596 Kayıt Bulundu.
Bize İbrahim b. Hamza, ona İbn Ebu Hâzim ve ed-Derâverdî, onlara Yezid, ona Muhammed b. İbrahim, ona Ebu Seleme, ona da Ebu Said el-Hudrî (ra) şöyle söylemiştir: Rasulullah (sav) Ramazan ayının ortasındaki on günde itikaf yapardı. Geçen yirminci gecenin akşamı olup da yirmi birinci günü karşılayacağı zaman evine dönerdi. Kendisiyle birlikte itikafa girenler de evlerine dönerlerdi. Rasulullah itikafa girdiği bir Ramazan ayında evine dönmeyi adet haline getirdiği gece itikaf yerinde kaldı ve insanlara bir konuşma yaptı. Bu konuşmasında (hutbe), insanlara Allah'ın dilediği kadar konuştu. Sonra şöyle buyurdu: Ben Ramazan ayının ortasındaki on günde itikaf yapardım. Sonra bana şu son on gün içinde itikaf etme fikri zahir oldu. Şimdi kim benimle birlikte itikaf yapmışsa itikafa girdiği yerde kalsın. Kadir gecesi bana gösterildi sonra o bana unutturuldu. Siz onu son on gün içinde arayınız. Ve yine siz onu bu on gün içindeki tek sayılı gecelerde arayınız. Ben (rüyada) kendimi su ve çamur içinde secde ederken gördüm." (Biz gökyüzünde bulut göremiyorduk.) Bu gece gök boşandı ve şiddetli bir yağmur yağdı. Mescitte yirmi birinci gece Hz. Peygamber'in (sav) namaz kıldığı yere su aktı. Ben Peygamber (sav) sabah namazından ayrıldığında kendisine baktım ve yüzünün çamur ve su ile kaplandığını gördüm.

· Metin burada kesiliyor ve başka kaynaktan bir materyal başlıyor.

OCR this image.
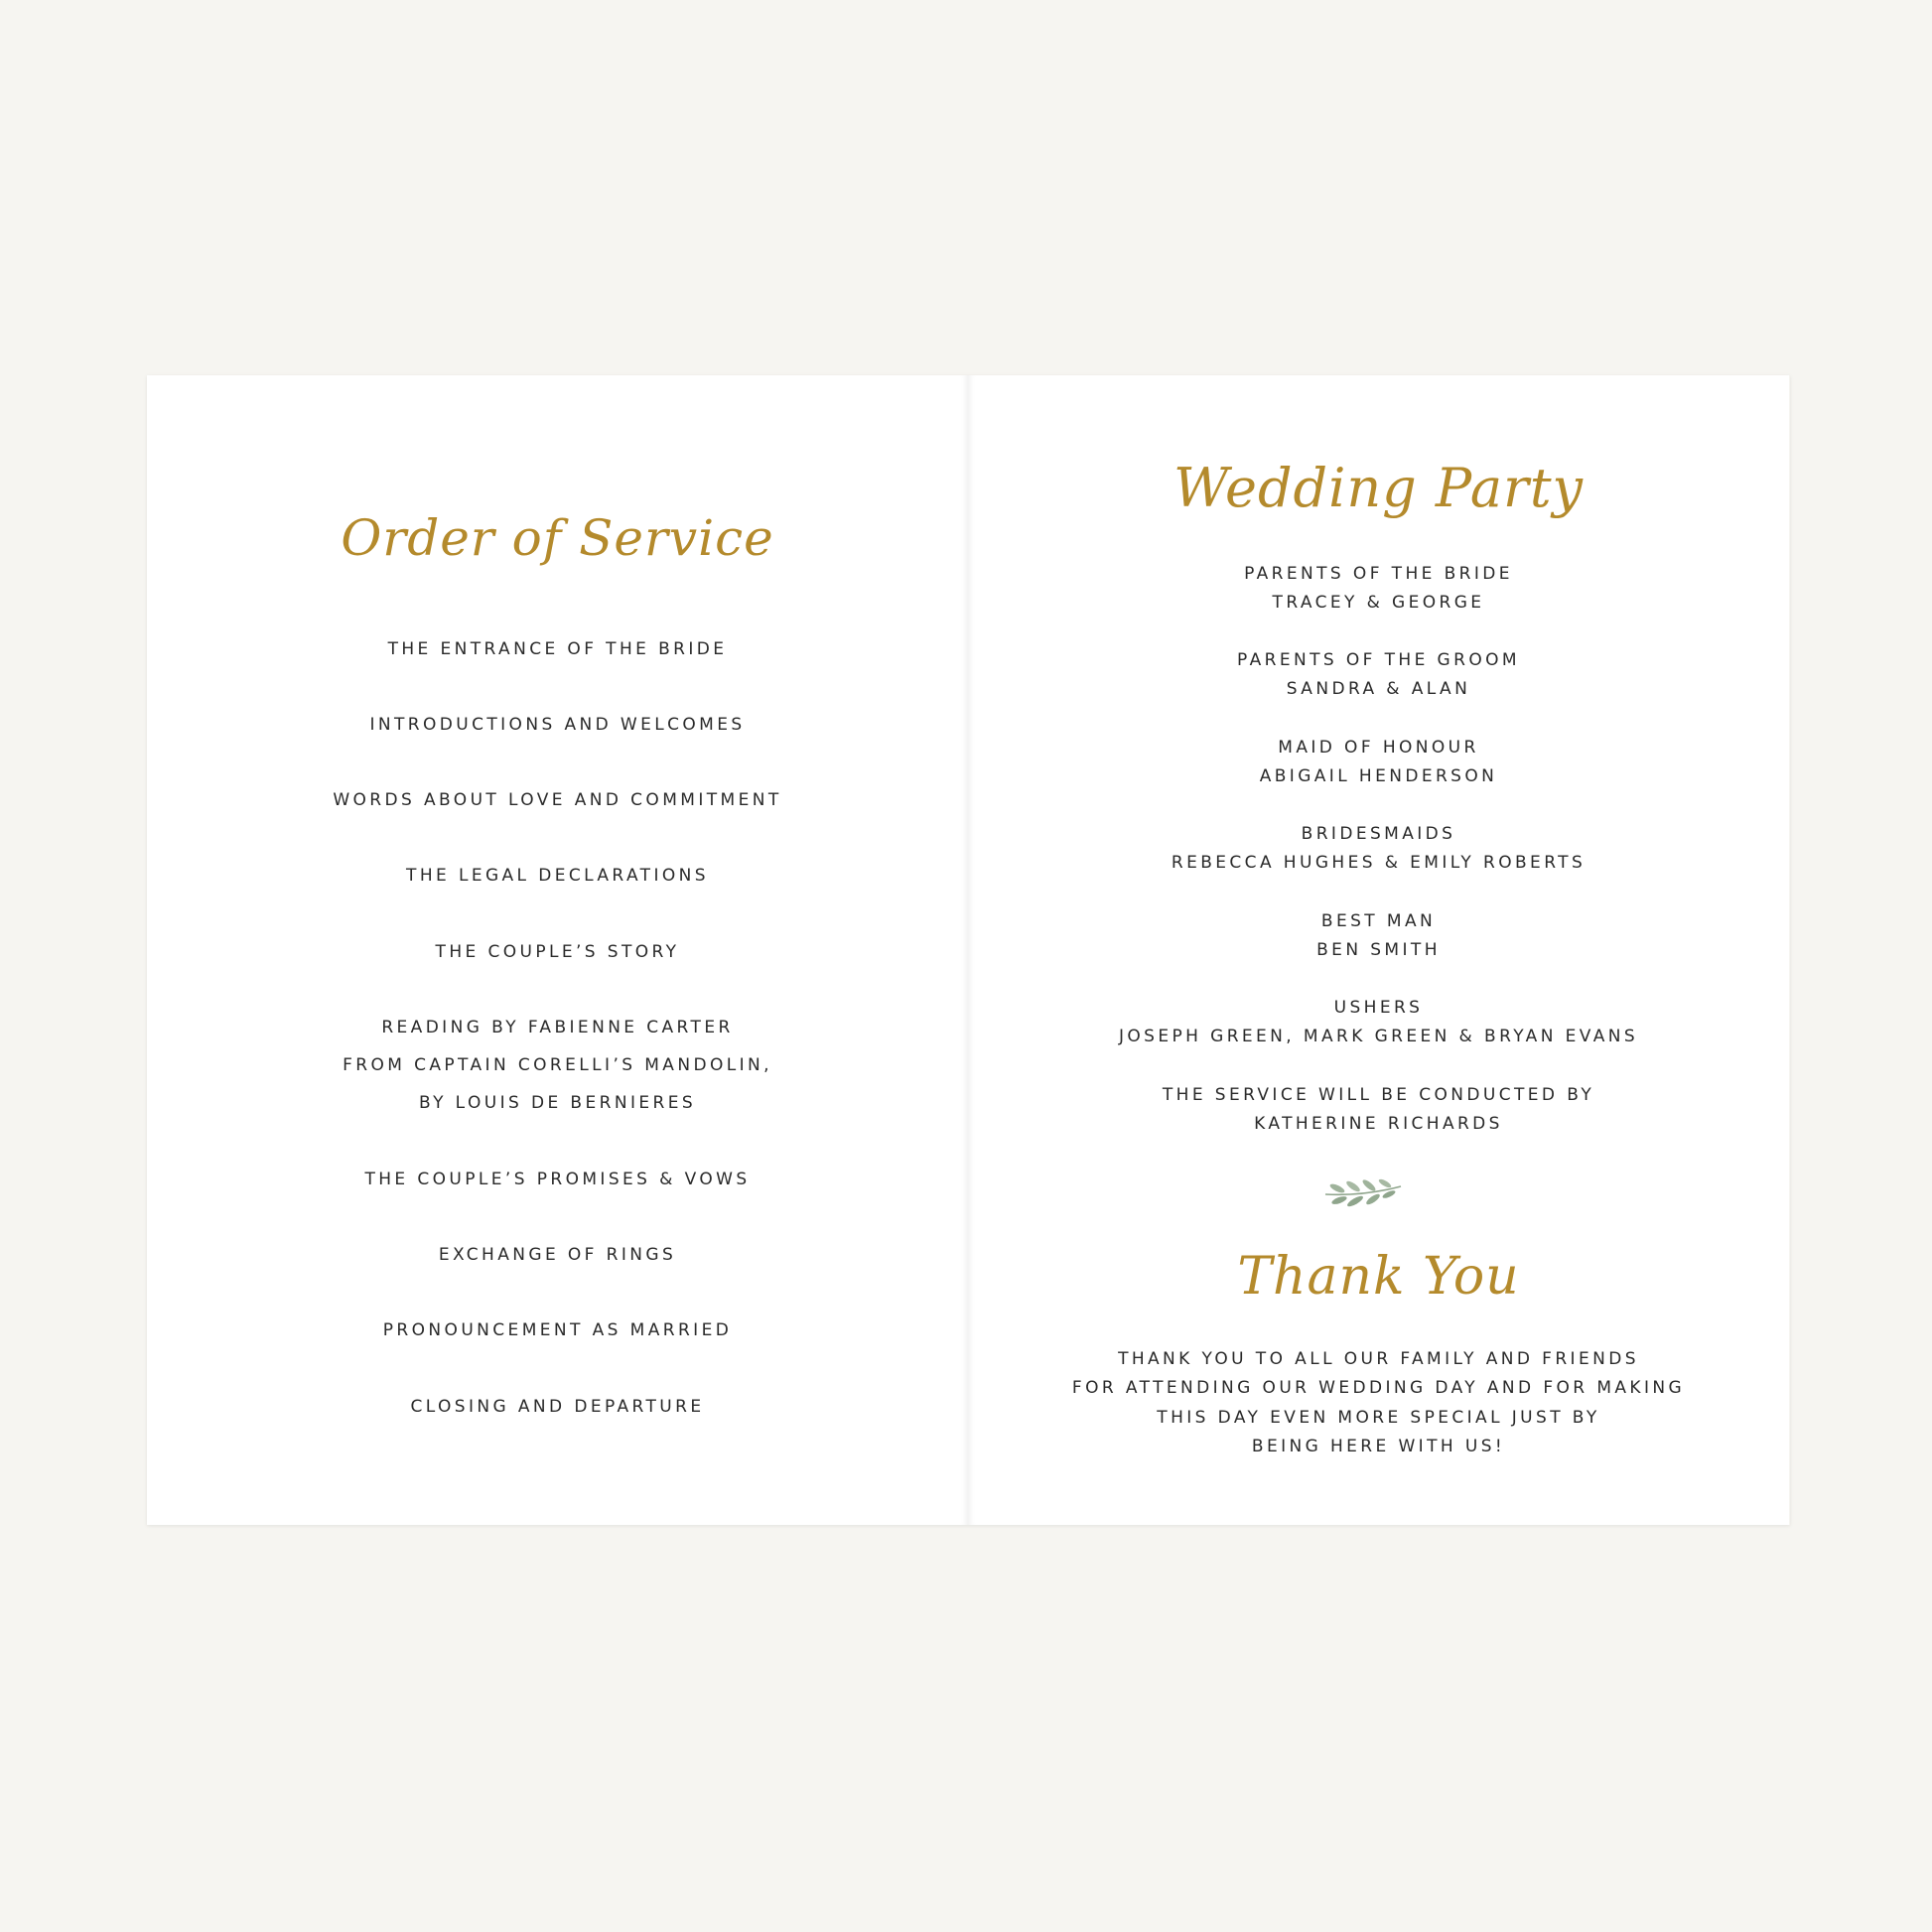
Order of Service
THE ENTRANCE OF THE BRIDE
INTRODUCTIONS AND WELCOMES
WORDS ABOUT LOVE AND COMMITMENT
THE LEGAL DECLARATIONS
THE COUPLE’S STORY
READING BY FABIENNE CARTER
FROM CAPTAIN CORELLI’S MANDOLIN,
BY LOUIS DE BERNIERES
THE COUPLE’S PROMISES & VOWS
EXCHANGE OF RINGS
PRONOUNCEMENT AS MARRIED
CLOSING AND DEPARTURE
Wedding Party
PARENTS OF THE BRIDE
TRACEY & GEORGE
PARENTS OF THE GROOM
SANDRA & ALAN
MAID OF HONOUR
ABIGAIL HENDERSON
BRIDESMAIDS
REBECCA HUGHES & EMILY ROBERTS
BEST MAN
BEN SMITH
USHERS
JOSEPH GREEN, MARK GREEN & BRYAN EVANS
THE SERVICE WILL BE CONDUCTED BY
KATHERINE RICHARDS
Thank You
THANK YOU TO ALL OUR FAMILY AND FRIENDS
FOR ATTENDING OUR WEDDING DAY AND FOR MAKING
THIS DAY EVEN MORE SPECIAL JUST BY
BEING HERE WITH US!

Açıklama: مَا شَاءَ اللَّهُ ifadesi Hz. Peygamber'in konuştuğu sürenin uzunluğundan kinayedir. Yani mana "Allah'ın dilediği süre kadar konuştu" olur. Diğer mana ise 'Allah'ın dilediği şeyleri emretti' olur.
Bize el-Humeydî, ona Süfyan, ona ez-Zührî, ona Ebu Selem b. Abdurrahman, ona da Ebu Hüreyre, Rasulüllah'ın (sav) şöyle buyurduğunu rivayet etmiştir: "Kim Ramazan orucunun (farz olduğuna ve faziletine) inanarak ve mükafaatını Allah'tan bekleyerek tutarsa geçmiş günahları bağışlanır. Aynı şekilde kim de kadir gecesinin (faziletine) inanarak ve sevabını Allah'tan bekleyerek (ibadetle veya teravih namazını kılarak) ihya ederse geçmiş günahları bağışlanır."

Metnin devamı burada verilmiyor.